Segredos que todos sabem, não é mais segredo. Dirigido pelo excelente cineasta iraniano Asghar Farhadi, ganhador de dois Oscar (A Separação e O Apartamento), Todos já Sabem, todo falado em espanhol, é um misterioso quebra cabeça onde as peças vão sendo mostradas ao público de maneira lenta e com muito detalhes, além da superfície. Um suspense com veias dramáticas que explora os mais profundos dramas dos envolvidos e nos mostram até a onde somos capazes de agir em momentos extremos.

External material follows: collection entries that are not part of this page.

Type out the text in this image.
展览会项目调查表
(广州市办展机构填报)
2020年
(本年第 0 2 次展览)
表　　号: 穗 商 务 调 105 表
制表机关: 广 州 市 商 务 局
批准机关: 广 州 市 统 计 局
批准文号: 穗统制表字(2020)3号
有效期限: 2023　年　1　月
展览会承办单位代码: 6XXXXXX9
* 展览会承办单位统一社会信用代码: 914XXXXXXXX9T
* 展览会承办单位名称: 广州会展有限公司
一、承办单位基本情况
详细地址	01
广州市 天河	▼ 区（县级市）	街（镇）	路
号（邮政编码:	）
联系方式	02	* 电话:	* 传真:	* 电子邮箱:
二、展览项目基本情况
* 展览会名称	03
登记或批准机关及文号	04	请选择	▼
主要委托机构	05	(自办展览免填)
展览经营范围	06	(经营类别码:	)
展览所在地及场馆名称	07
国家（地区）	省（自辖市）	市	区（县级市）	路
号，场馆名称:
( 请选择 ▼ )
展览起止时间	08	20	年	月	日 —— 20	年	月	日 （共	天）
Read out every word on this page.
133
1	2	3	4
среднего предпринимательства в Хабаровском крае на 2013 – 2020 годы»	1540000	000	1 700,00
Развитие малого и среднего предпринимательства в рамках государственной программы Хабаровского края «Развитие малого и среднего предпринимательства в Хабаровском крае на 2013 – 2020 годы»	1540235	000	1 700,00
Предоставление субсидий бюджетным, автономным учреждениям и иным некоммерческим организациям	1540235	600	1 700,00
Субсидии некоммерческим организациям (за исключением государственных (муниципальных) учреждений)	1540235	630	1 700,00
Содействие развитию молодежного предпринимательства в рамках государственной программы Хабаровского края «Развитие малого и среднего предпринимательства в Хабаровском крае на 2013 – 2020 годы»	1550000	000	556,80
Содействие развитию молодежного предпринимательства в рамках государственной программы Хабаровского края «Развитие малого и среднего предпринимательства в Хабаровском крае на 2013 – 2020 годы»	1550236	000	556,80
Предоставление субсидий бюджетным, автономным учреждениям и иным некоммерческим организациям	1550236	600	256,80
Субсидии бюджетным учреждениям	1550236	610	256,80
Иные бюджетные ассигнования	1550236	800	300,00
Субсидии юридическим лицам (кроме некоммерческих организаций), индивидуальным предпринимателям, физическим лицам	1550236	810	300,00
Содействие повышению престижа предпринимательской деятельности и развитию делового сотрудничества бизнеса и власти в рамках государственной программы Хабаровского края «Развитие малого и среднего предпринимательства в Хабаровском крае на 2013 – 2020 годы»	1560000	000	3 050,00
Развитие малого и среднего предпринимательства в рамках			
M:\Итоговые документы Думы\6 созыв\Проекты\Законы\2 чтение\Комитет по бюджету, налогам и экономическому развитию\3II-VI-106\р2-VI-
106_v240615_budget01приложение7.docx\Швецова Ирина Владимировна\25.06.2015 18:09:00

Na trama, conhecemos a espanhola Laura (Penélope Cruz) que embarca em uma viagem com seus dois filhos (sem o marido Alejandro - Ricardo Darin) para visitar sua família e acompanhar o casamento de uma das irmãs num lugar onde viveu grande parte da vida. Aos poucos, o que parecia ser um dia de comemoração, acaba virando uma noite terrível e uma situação trágica acontece, levando toda a família a abrirem feridas do passado em busca de alguma solução para o caso.

Não sei se é uma regra universal mas segredos de família sempre são revelados em dias apoteóticos e os desenrolarem são complexos, seja no cinema ou na vida real. Um amor do passado em conflito com o amor do presente, o roteiro navega em segredos que os personagens vão deixando rastro aos poucos. Nossos olhos são os de Laura e Paco (Javier Bardem), antigos namorados mas que hoje vivem cada um para sua família. Conforme a tragédia se anuncia, tudo que estava debaixo do tapete vem a tona, transformando não só a ótica de toda uma família mas de toda uma região.

O roteiro possui arcos bem definidos, profundos e com alta carga de drama. A direção é competente mesmo sendo um filme não tão redondo como os em que Farhadi ganhou seus dois Oscars. Todos Já Sabem estreia no dia 21 de fevereiro no circuito brasileiro de exibição.